Sunday, May 3, 2009

You fight the boredom but it makes no difference - Abigail Day 3

Tonight I turn in early. I have a long day of work tomorrow so if I want this day to be worth the struggle I better write about it now. It was such a long day. I had a worthless meeting too early in the morning for me to even consider it part of my day. Just an annoying gap in between sleep. I came home and I read. All day. That’s all I did; read. I didn’t get far though, in my book, only far enough to find that I wasn’t really interested in continuing. I fixed my room. Well I didn’t , I told my family where to put my stuff (there are advantages to disabilities). I talked some on the phone with the best friend, and text my manager (business related so I figured it was OK). But other than that I pretty much had a book in my hands all day. I should’ve chosen a better book and maybe I wouldn’t be complaining about it now. Really this day was just I had feared, long and boring. It would have been easier if it wasn’t for a lot of reasons. Mainly I blame it on my broken ankle and my confinement to this chair.
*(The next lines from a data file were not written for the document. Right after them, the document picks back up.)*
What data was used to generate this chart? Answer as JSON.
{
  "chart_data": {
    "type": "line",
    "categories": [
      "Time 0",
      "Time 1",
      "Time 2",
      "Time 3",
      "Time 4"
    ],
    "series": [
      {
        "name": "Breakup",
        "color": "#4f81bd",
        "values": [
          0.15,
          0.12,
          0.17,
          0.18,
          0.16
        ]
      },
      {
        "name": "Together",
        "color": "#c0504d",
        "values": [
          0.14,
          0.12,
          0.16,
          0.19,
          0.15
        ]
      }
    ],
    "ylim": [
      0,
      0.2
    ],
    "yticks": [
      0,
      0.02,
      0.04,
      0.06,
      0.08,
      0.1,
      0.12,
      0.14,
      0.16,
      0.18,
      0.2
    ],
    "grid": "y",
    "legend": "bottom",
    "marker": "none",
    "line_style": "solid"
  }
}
I could have easily been able to leave the house and go out shopping or to a concert or art gallery under alternative circumstances. Normally that’s what I do on a day off, which really reminds me how much I don’t use the media other than for music and news. Its not so much that I depend on gadgets to get me through life, its what those gadgets provide. The television gives me the news that my attention span can’t grasp from a newspaper, and my mp3 player gives me the music that I need to keep me from becoming schizophrenic. Those were the two things that really took a toll on me. Phone I can live without, radio definitely, and internet I could learn to. I knew from the beginning that being music-less would be pretty hard. But I figured with the distraction of work and reading would suffice. Man, I should have known.